For a blatant example of the “expert” who failed in every respect in a civil case, I turn to the case of Van Oord Ltd & Anr -v- Allseas UK Ltd [2015] EWHC 3074 (TCC), where Mr Justice Coulson took pains to explain the twelve – yes, twelve! – respects in which an expert had failed in his duty.  They included:

  • not even considering or formulating the costs as incurred by the claimant; 
  • admitting in cross-examination that he did not even agree with his own report (this is amazing!) and 
  • admitting that the views he had expressed in his report were merely the assertions of his clients, who themselves had resiled from such assertions in their own cross-examination.

The third case is again criminal, but blame must be directed at both the expert and those instructing him, in this case, the CPS.

Case of R – Stephen Sulley & Ors

The case was R – Stephen Sulley & Ors, and the crux of the fraud charges was that there was no market in voluntary carbon credits, so the victims had been sold “investments” which could not be realised.

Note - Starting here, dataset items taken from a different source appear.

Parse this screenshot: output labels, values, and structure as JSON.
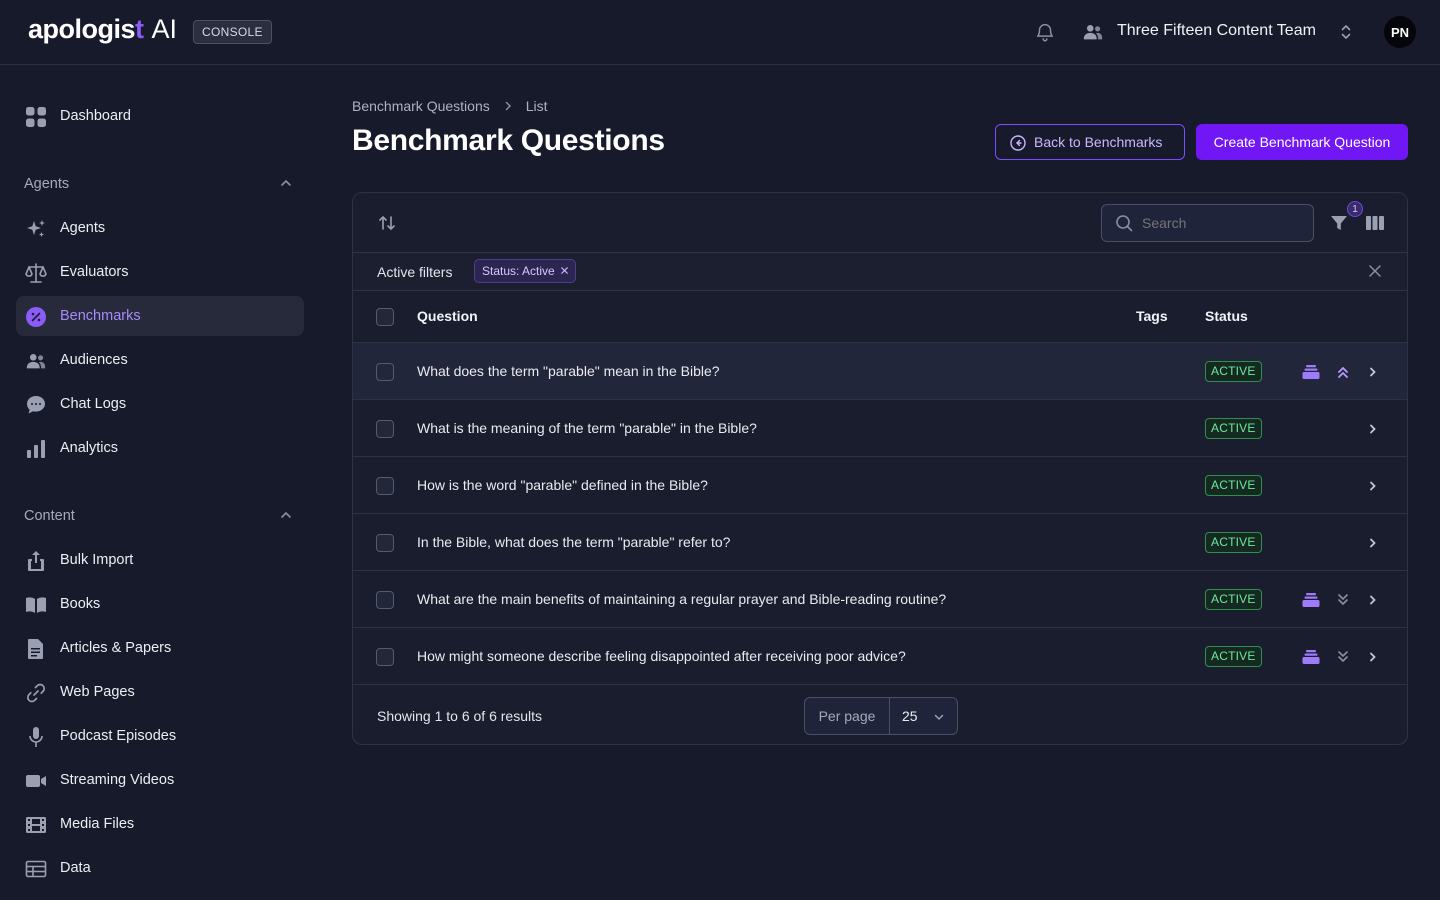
{
  "app": {
    "logo_main": "apologis",
    "logo_t": "t",
    "logo_ai": "AI",
    "console_badge": "CONSOLE"
  },
  "topbar": {
    "team_name": "Three Fifteen Content Team",
    "avatar_initials": "PN"
  },
  "sidebar": {
    "dashboard": "Dashboard",
    "groups": [
      {
        "label": "Agents",
        "items": [
          "Agents",
          "Evaluators",
          "Benchmarks",
          "Audiences",
          "Chat Logs",
          "Analytics"
        ]
      },
      {
        "label": "Content",
        "items": [
          "Bulk Import",
          "Books",
          "Articles & Papers",
          "Web Pages",
          "Podcast Episodes",
          "Streaming Videos",
          "Media Files",
          "Data"
        ]
      }
    ],
    "active_item": "Benchmarks",
    "active_color": "#a78bfa"
  },
  "breadcrumb": {
    "parent": "Benchmark Questions",
    "current": "List"
  },
  "page": {
    "title": "Benchmark Questions",
    "back_button": "Back to Benchmarks",
    "create_button": "Create Benchmark Question",
    "accent_color": "#7117f5"
  },
  "table": {
    "search_placeholder": "Search",
    "filter_count": "1",
    "active_filters_label": "Active filters",
    "filter_chip": "Status: Active",
    "columns": {
      "question": "Question",
      "tags": "Tags",
      "status": "Status"
    },
    "rows": [
      {
        "question": "What does the term \"parable\" mean in the Bible?",
        "status": "ACTIVE",
        "has_stack": true,
        "priority": "up"
      },
      {
        "question": "What is the meaning of the term \"parable\" in the Bible?",
        "status": "ACTIVE",
        "has_stack": false,
        "priority": ""
      },
      {
        "question": "How is the word \"parable\" defined in the Bible?",
        "status": "ACTIVE",
        "has_stack": false,
        "priority": ""
      },
      {
        "question": "In the Bible, what does the term \"parable\" refer to?",
        "status": "ACTIVE",
        "has_stack": false,
        "priority": ""
      },
      {
        "question": "What are the main benefits of maintaining a regular prayer and Bible-reading routine?",
        "status": "ACTIVE",
        "has_stack": true,
        "priority": "down"
      },
      {
        "question": "How might someone describe feeling disappointed after receiving poor advice?",
        "status": "ACTIVE",
        "has_stack": true,
        "priority": "down"
      }
    ],
    "results_text": "Showing 1 to 6 of 6 results",
    "per_page_label": "Per page",
    "per_page_value": "25",
    "status_color": "#6ee7a0"
  }
}
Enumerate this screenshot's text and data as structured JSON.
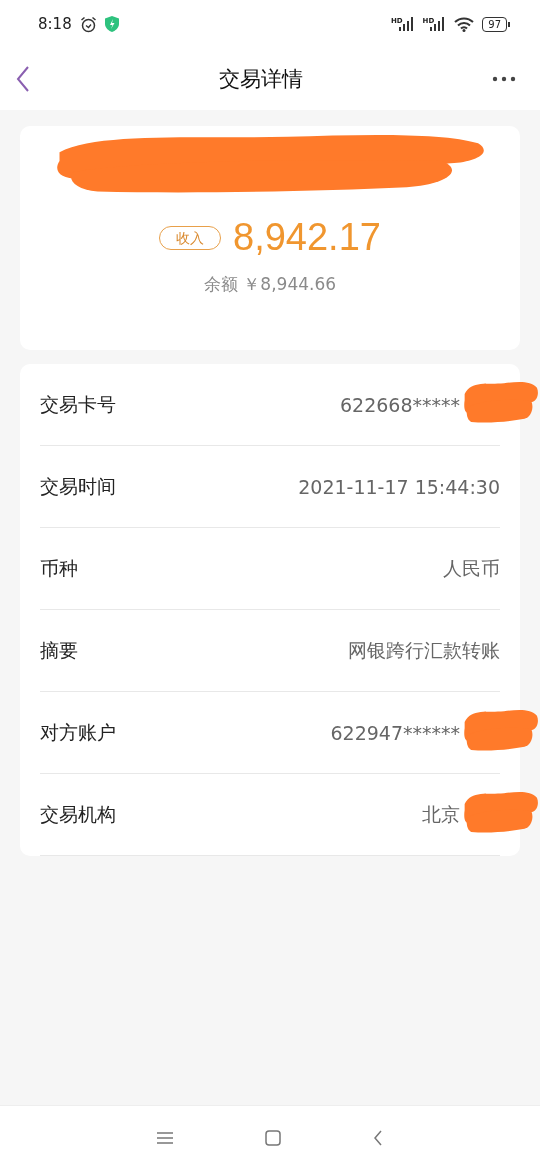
{
  "status_bar": {
    "time": "8:18",
    "signals": [
      "HD",
      "HD"
    ],
    "battery": "97"
  },
  "nav": {
    "title": "交易详情"
  },
  "summary": {
    "redacted": true,
    "tag": "收入",
    "amount": "8,942.17",
    "balance": "余额 ￥8,944.66"
  },
  "details": [
    {
      "label": "交易卡号",
      "value": "622668*****",
      "redacted": true
    },
    {
      "label": "交易时间",
      "value": "2021-11-17 15:44:30",
      "redacted": false
    },
    {
      "label": "币种",
      "value": "人民币",
      "redacted": false
    },
    {
      "label": "摘要",
      "value": "网银跨行汇款转账",
      "redacted": false
    },
    {
      "label": "对方账户",
      "value": "622947******",
      "redacted": true
    },
    {
      "label": "交易机构",
      "value": "北京",
      "redacted": true
    }
  ]
}
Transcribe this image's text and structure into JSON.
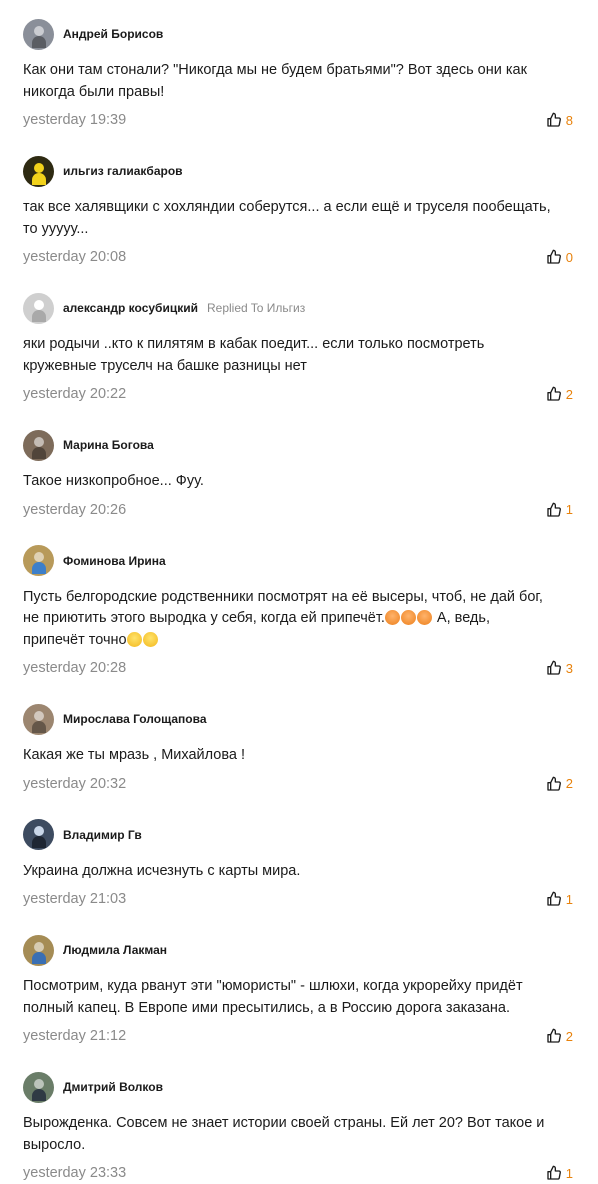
{
  "comments": [
    {
      "author": "Андрей Борисов",
      "replied": "",
      "lines": [
        "Как они там стонали? \"Никогда мы не будем братьями\"? Вот здесь они как никогда были правы!"
      ],
      "time": "yesterday 19:39",
      "likes": "8",
      "avatar_color": "#8a8f99"
    },
    {
      "author": "ильгиз галиакбаров",
      "replied": "",
      "lines": [
        "так все халявщики с хохляндии соберутся... а если ещё и труселя пообещать, то ууууу..."
      ],
      "time": "yesterday 20:08",
      "likes": "0",
      "avatar_color": "#2e2a12"
    },
    {
      "author": "александр косубицкий",
      "replied": "Replied To Ильгиз",
      "lines": [
        "яки родычи ..кто к пилятям в кабак поедит... если только посмотреть кружевные труселч на башке разницы нет"
      ],
      "time": "yesterday 20:22",
      "likes": "2",
      "avatar_color": "#cfcfcf"
    },
    {
      "author": "Марина Богова",
      "replied": "",
      "lines": [
        "Такое низкопробное... Фуу."
      ],
      "time": "yesterday 20:26",
      "likes": "1",
      "avatar_color": "#7d6b5a"
    },
    {
      "author": "Фоминова Ирина",
      "replied": "",
      "lines": [
        "Пусть белгородские родственники посмотрят на её высеры, чтоб, не дай бог, не приютить этого выродка у себя, когда ей припечёт.",
        " А, ведь, припечёт точно"
      ],
      "time": "yesterday 20:28",
      "likes": "3",
      "avatar_color": "#b89a5a"
    },
    {
      "author": "Мирослава Голощапова",
      "replied": "",
      "lines": [
        "Какая же ты мразь , Михайлова !"
      ],
      "time": "yesterday 20:32",
      "likes": "2",
      "avatar_color": "#9c8670"
    },
    {
      "author": "Владимир Гв",
      "replied": "",
      "lines": [
        "Украина должна исчезнуть с карты мира."
      ],
      "time": "yesterday 21:03",
      "likes": "1",
      "avatar_color": "#3d4b60"
    },
    {
      "author": "Людмила Лакман",
      "replied": "",
      "lines": [
        "Посмотрим, куда рванут эти \"юмористы\" - шлюхи, когда укрорейху придёт полный капец. В Европе ими пресытились, а в Россию дорога заказана."
      ],
      "time": "yesterday 21:12",
      "likes": "2",
      "avatar_color": "#a58c55"
    },
    {
      "author": "Дмитрий Волков",
      "replied": "",
      "lines": [
        "Вырожденка. Совсем не знает истории своей страны. Ей лет 20? Вот такое и выросло."
      ],
      "time": "yesterday 23:33",
      "likes": "1",
      "avatar_color": "#6a7d68"
    }
  ],
  "colors": {
    "accent": "#e8820c",
    "muted": "#8a8a8a",
    "text": "#1b1b1b"
  },
  "icons": {
    "like": "thumbs-up-icon",
    "avatar": "user-avatar-icon"
  }
}
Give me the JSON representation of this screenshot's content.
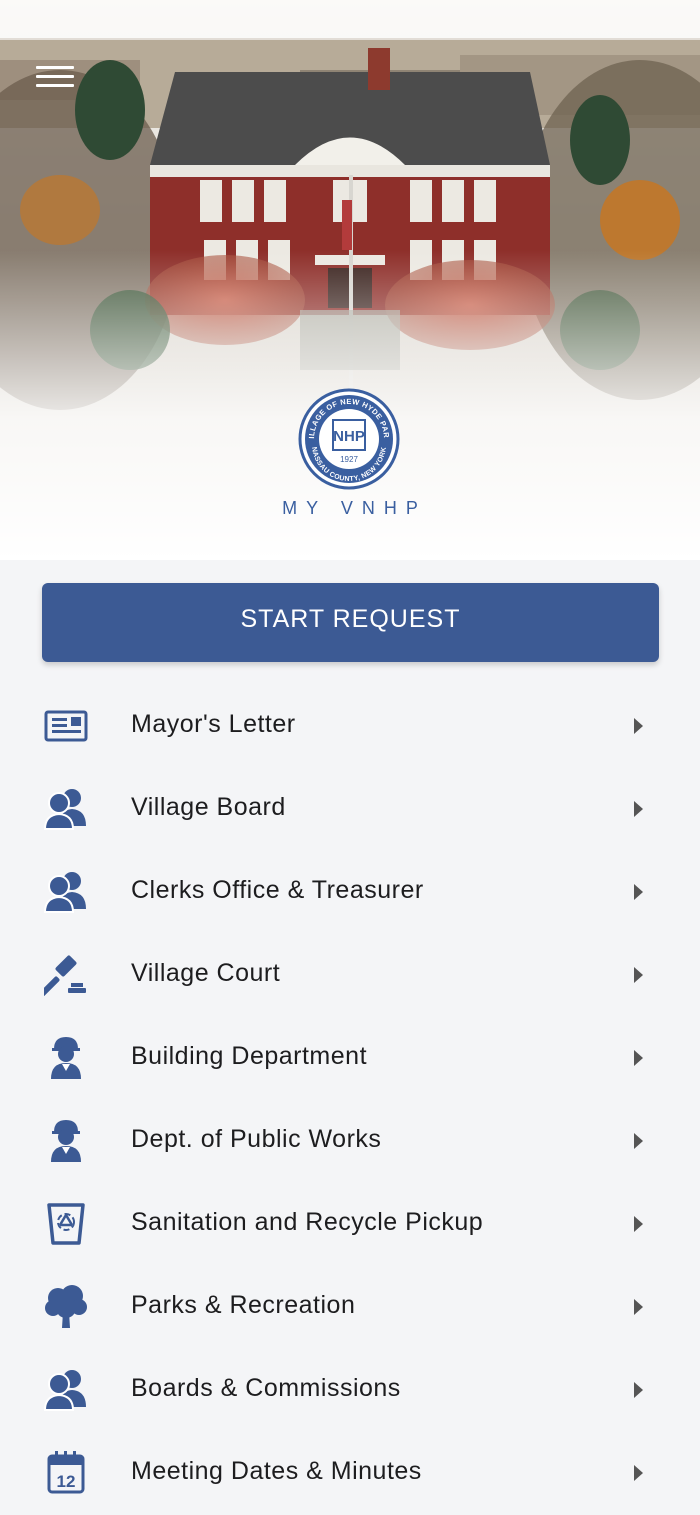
{
  "header": {
    "brand": "MY VNHP",
    "seal_text_top": "VILLAGE OF NEW HYDE PARK",
    "seal_text_bottom": "NASSAU COUNTY, NEW YORK",
    "seal_monogram": "NHP",
    "seal_year": "1927"
  },
  "actions": {
    "start_request": "START REQUEST"
  },
  "menu": [
    {
      "label": "Mayor's Letter",
      "icon": "newspaper-icon"
    },
    {
      "label": "Village Board",
      "icon": "people-icon"
    },
    {
      "label": "Clerks Office & Treasurer",
      "icon": "people-icon"
    },
    {
      "label": "Village Court",
      "icon": "gavel-icon"
    },
    {
      "label": "Building Department",
      "icon": "worker-icon"
    },
    {
      "label": "Dept. of Public Works",
      "icon": "worker-icon"
    },
    {
      "label": "Sanitation and Recycle Pickup",
      "icon": "recycle-bin-icon"
    },
    {
      "label": "Parks & Recreation",
      "icon": "tree-icon"
    },
    {
      "label": "Boards & Commissions",
      "icon": "people-icon"
    },
    {
      "label": "Meeting Dates & Minutes",
      "icon": "calendar-icon"
    }
  ],
  "colors": {
    "accent": "#3c5a94",
    "seal": "#3a5fa0",
    "background": "#f4f5f7"
  }
}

The expert witness for the prosecution was one Andrew Ager, who it emerged had attempted to dissuade the defence expert, Dr Marius Cristion Frunza (who holds a PhD from the Sorbonne) from giving evidence.  This is serious, but Mr Ager’s other failings included:

  1. Having no academic qualifications.  When asked about A-levels, he replied that he thought he had sat three subjects, but he couldn’t remember whether he had passed any.
  2. He said he kept abreast of the carbon credits market, but he had not read any of the books written by Dr Frunza although they were widely available.  He had though once watched a documentary on carbon credits!
  3. He admitted that several assertions he had made to Dr Frunza during a meeting of experts were untrue.
  4. He asserted – despite it being his clear duty under CPR – that it was not part of his duty to bring facts helpful to the defence to the attention of the court.
  5. He had no record of any of the material supplied to him by the police, or of any of his workings.
  6. He did admit that he had been supplied with some sensitive material by the police, but it had been damaged by a leak.  But not to worry; he asserted that matters were now in order, since he now kept sensitive material in a locked box on his balcony.

The case collapsed, and the CPS said they would have to revisit 20 previous trials where Mr Ager had been their expert.  They wouldn’t be using him again.

Instructing solicitors to blame

Finally, I turn to a case where instructing solicitors were clearly to blame.

In Akebia Therapeutics Inc and Otsuka Pharmaceutical Co Ltd -v- Fibrogen Inc, Arnold LJ sat as a high court judge because of the shortage of judges able to hear such very complex cases concerning medical research.  And he was quite scathing of the instructing solicitors, stressing many times that it is the duty of the instructing solicitor, not just the expert, to know CPR 35 and the Practice Direction, and to ensure for example that the expert attaches their CV to their report (basic!), and that there is nothing in the published literature by an expert which contradicts the opinions they express in the present case.

This was indeed a highly complex case, and there was a shortage of experts in the field, many of whom would not be familiar with CPR and litigation generally.  But Arnold LJ made clear that it was the responsibility of instructing lawyers to get it right; that they need to know CPR 35 and PD35 just as thoroughly as their experts.

So what do we learn?  I suggest two things.  Choose your experts with great care, and make sure you instruct them properly.  The morals to be drawn from the examples above could not be clearer!